DemaciaLarz/rainbow

Implementing the components of the deep reinforcement learning algorithm Rainbow.

Rainbow

Table of contents

1. Introduction
2. Code comments
3. Problem description
4. RL principles
5. Implementation notes
6. Results
7. Todo

1 - Introduction

The objective was to implement the components of the deep reinforcement learning algorithm Rainbow separately, and then to put those pieces together from scratch into the actual Rainbow.

The environment of choice landed on MountainCar in OpenAI gym, more on that below.

Here follows the articles of each respective contribution to Rainbow. During this project i managed to implement all of them except NoisyDQN.

• Rainbow: Rainbow: Combining Improvements in Deep Reinforcement Learning
• Original DQN: Playing Atari with Deep Reinforcement Learning
• Double DQN: Deep Reinforcement Learning with Double Q-learning
• Multi-step DQN (Sutton Barto RL textbook): Sutton and Barto RL textbook chapter 7
• Prioritized experience replay DQN: Prioritized Experience Replay
• Dueling DQN: Dueling Network Architectures for Deep Reinforcement Learning
• c51 / Distributional DQN: A Distributional Perspective on Reinforcement Learning
• Noisy DQN: Noisy Networks for Exploration

2 - Code comments

In Train.ipynb lies the necessary parts to train all of the agents, simply enter the agent name of choice, set hyperparameters and run the code.

In Helpers.ipynb lies the core components of these algorithms. Here is a short description of its contents:

• DqnAgents class: methods that build the various networks aswell as all of the algorithms parameter update procedures.
• SumTree class: builds the sum tree data structure that is used by the prioritized experience replay.
• PrioritizedExperienceReplay class: methods implementing the prioritized replay.
• ExperienceReplay: the regular replay buffer.

3 - Problem description

The discrete MountainCar problem can be described as follows.

A car moves along a 1-dimensional space by moving forward, backward, or not at all. The goal is to get to the top of the hill. The engine is not strong enough to make it in one try though, so the agent needs to deviate from the goal in order to build up some momentum.

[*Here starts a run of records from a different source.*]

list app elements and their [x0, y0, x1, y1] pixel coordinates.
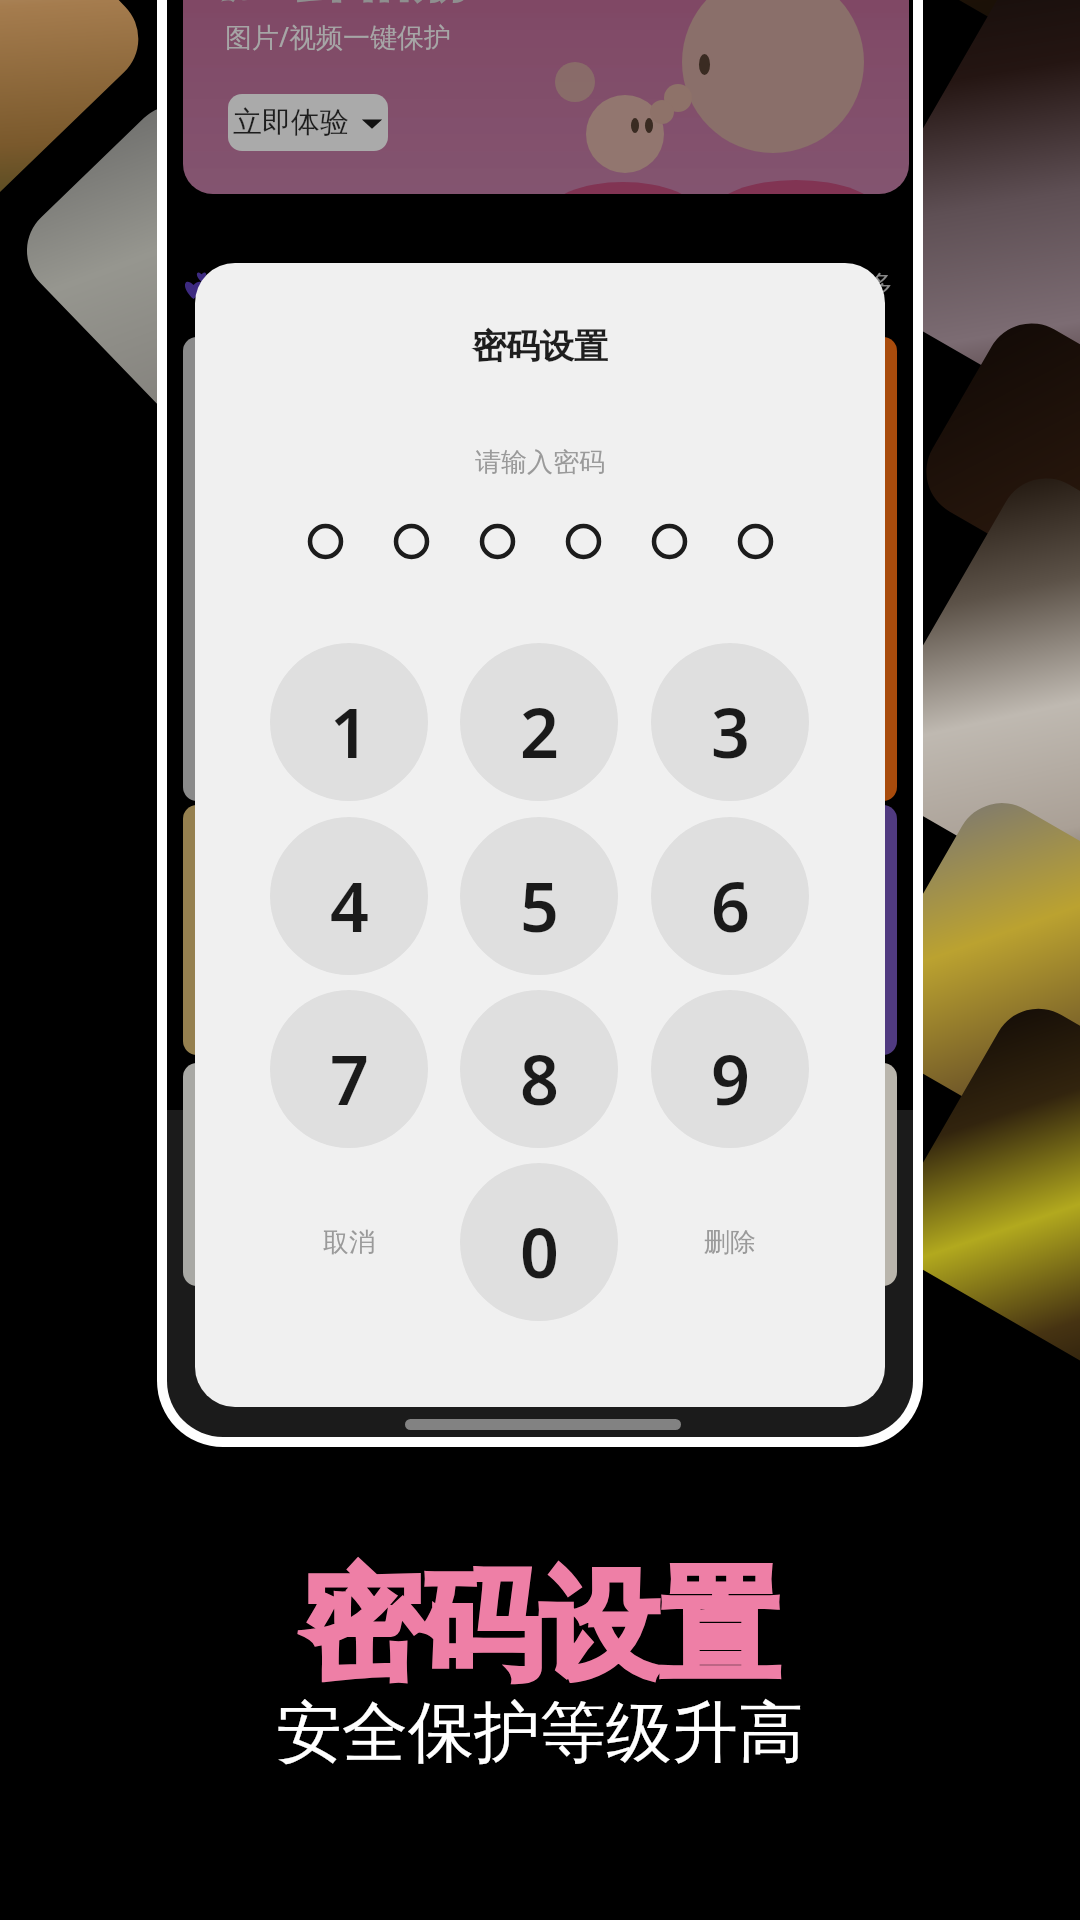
staticText: 2	[520, 685, 559, 778]
button[interactable]: Album photo	[545, 805, 897, 1055]
staticText: 3	[711, 685, 750, 778]
button[interactable]: Album photo	[183, 805, 530, 1055]
staticText: 8	[520, 1032, 559, 1125]
button[interactable]: Album photo	[183, 337, 530, 801]
button[interactable]: Album photo	[183, 1063, 530, 1286]
staticText: 图片/视频一键保护	[225, 18, 452, 55]
staticText: 9	[711, 1032, 750, 1125]
staticText: 0	[520, 1205, 559, 1298]
button[interactable]: 删除	[665, 1199, 795, 1285]
button[interactable]: 1	[270, 643, 428, 801]
button[interactable]: 2	[460, 643, 618, 801]
staticText: 4	[330, 859, 369, 952]
button[interactable]: Album photo	[545, 1063, 897, 1286]
button[interactable]: 3	[651, 643, 809, 801]
staticText: 7	[330, 1032, 369, 1125]
staticText: 安全保护等级升高	[0, 1691, 1080, 1774]
staticText: 立即体验	[233, 104, 349, 141]
button[interactable]: 5	[460, 817, 618, 975]
staticText: 密码设置	[195, 325, 885, 368]
staticText: 更多	[843, 269, 893, 300]
button[interactable]: 7	[270, 990, 428, 1148]
button[interactable]: 更多	[831, 262, 905, 306]
button[interactable]: 0	[460, 1163, 618, 1321]
button[interactable]: 立即体验	[228, 94, 388, 151]
staticText: 1	[330, 685, 369, 778]
button[interactable]: 9	[651, 990, 809, 1148]
staticText: 删除	[704, 1226, 756, 1259]
staticText: 取消	[323, 1226, 375, 1259]
button[interactable]: 取消	[284, 1199, 414, 1285]
staticText: 5	[520, 859, 559, 952]
staticText: 加密相册	[225, 0, 473, 12]
staticText: 请输入密码	[195, 446, 885, 479]
button[interactable]: 8	[460, 990, 618, 1148]
button[interactable]: 6	[651, 817, 809, 975]
staticText: 6	[711, 859, 750, 952]
staticText: 密码设置	[0, 1551, 1080, 1702]
button[interactable]: Album photo	[545, 337, 897, 801]
button[interactable]: 4	[270, 817, 428, 975]
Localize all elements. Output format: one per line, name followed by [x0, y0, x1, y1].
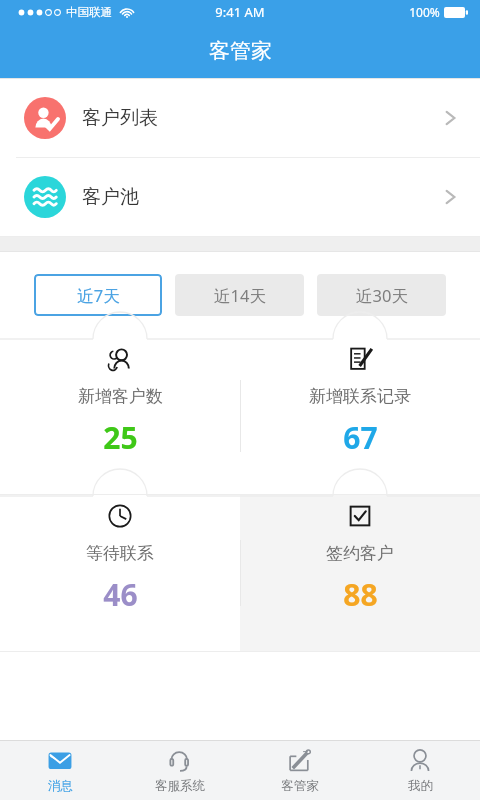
button[interactable]: 近14天: [175, 274, 304, 316]
staticText: 100%: [409, 4, 440, 20]
staticText: 客服系统: [155, 778, 205, 794]
button[interactable]: 等待联系: [0, 495, 240, 651]
staticText: 等待联系: [86, 543, 154, 564]
button[interactable]: 消息: [0, 741, 120, 800]
staticText: 88: [343, 574, 378, 615]
staticText: 25: [103, 417, 138, 458]
button[interactable]: 近7天: [34, 274, 162, 316]
staticText: 新增客户数: [78, 386, 163, 407]
staticText: 近30天: [356, 284, 408, 307]
staticText: 46: [103, 574, 138, 615]
staticText: 客户池: [82, 185, 139, 209]
staticText: 67: [343, 417, 378, 458]
button[interactable]: 新增客户数: [0, 338, 240, 494]
staticText: 消息: [48, 778, 73, 794]
button[interactable]: 客户列表: [0, 79, 480, 157]
staticText: 客管家: [209, 38, 272, 64]
staticText: 9:41 AM: [215, 3, 265, 21]
button[interactable]: 客户池: [0, 158, 480, 236]
button[interactable]: 签约客户: [240, 495, 480, 651]
button[interactable]: 新增联系记录: [240, 338, 480, 494]
staticText: 近7天: [77, 284, 120, 307]
staticText: 中国联通: [66, 5, 112, 19]
staticText: 客户列表: [82, 106, 158, 130]
button[interactable]: 客服系统: [120, 741, 240, 800]
button[interactable]: 我的: [360, 741, 480, 800]
staticText: 新增联系记录: [309, 386, 411, 407]
staticText: 签约客户: [326, 543, 394, 564]
staticText: 我的: [408, 778, 433, 794]
button[interactable]: 近30天: [317, 274, 446, 316]
staticText: 近14天: [214, 284, 266, 307]
button[interactable]: 客管家: [240, 741, 360, 800]
staticText: 客管家: [281, 778, 319, 794]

The problem can be formulated as a Markov decision problem, where the state is continuous and represented by a 2-dimensional vector, which in turn represents the car's position and velocity. The action space is discrete and consists of 3 actions. The reward is -1 for each timestep until the goal is reached. The problem is naturally divided into episodes with a terminal state either when the goal is reached, or when 200 timesteps have passed.

4 - RL principles

We can not represent the value function in a table due to the continuous nature of the state space which means we are looking at an approximation of the value function. Furthermore, since the task is episodic we will not use the average reward as our objective. Rather, assuming for now that we restrict ourselves to consider the task merely as a prediction problem, we could be looking at Gradient Monte Carlo on an episodic basis, and Semi Gradient TD on a timestep one. From here if we want to consider it as a control problem, we can throw in Q learning, Sarsa, and expected Sarsa in the mix.

We might also, if we like, learn a policy directly by parameterizing it. Let's wait with the policy gradients for this problem though.

Are we looking towards predicting state value or action values? Well, if we are pursuing to improve an actual policy, we will need action values to do that. Then we are looking at Q learning, Sarsa and Expected Sarsa. Although, since Sarsa is more of a policy evaluation algorithm, evaluating action values under a specific policy, it seems a bit off. I mean, since we don't want to hassle with specific policies, we want the optimal policy. Enter Q learning.

Explore / exploit. Let's tend ourselves towards the use of the epsilon greedy policy strategy. That is, if you draw a random number below epsilon, take a random uniform action. Else take a greedy action. Later we can build in the exploring parts of the agent directly into the policy parameterization, but more on that later.

When it comes to state representation, since we are dealing with a continuous state space, we have either tile coding or neural networks in our tool belt. But let's recap what it is that we are after in our state representations. We want them to be able to generalize a lot. We also want them to be able to discriminate between states. Spontaneously, the larger the state space, the more sense it makes to go neural networks. We are going to go with neural networks.

5 - Implementation notes

There are some implementation notes to be found in a notebook here

6 - Results

You can find plots of all the results here.

7 - Todo

• Implement the Noisy DQN.
• Put it all together and implement Rainbow from scratch.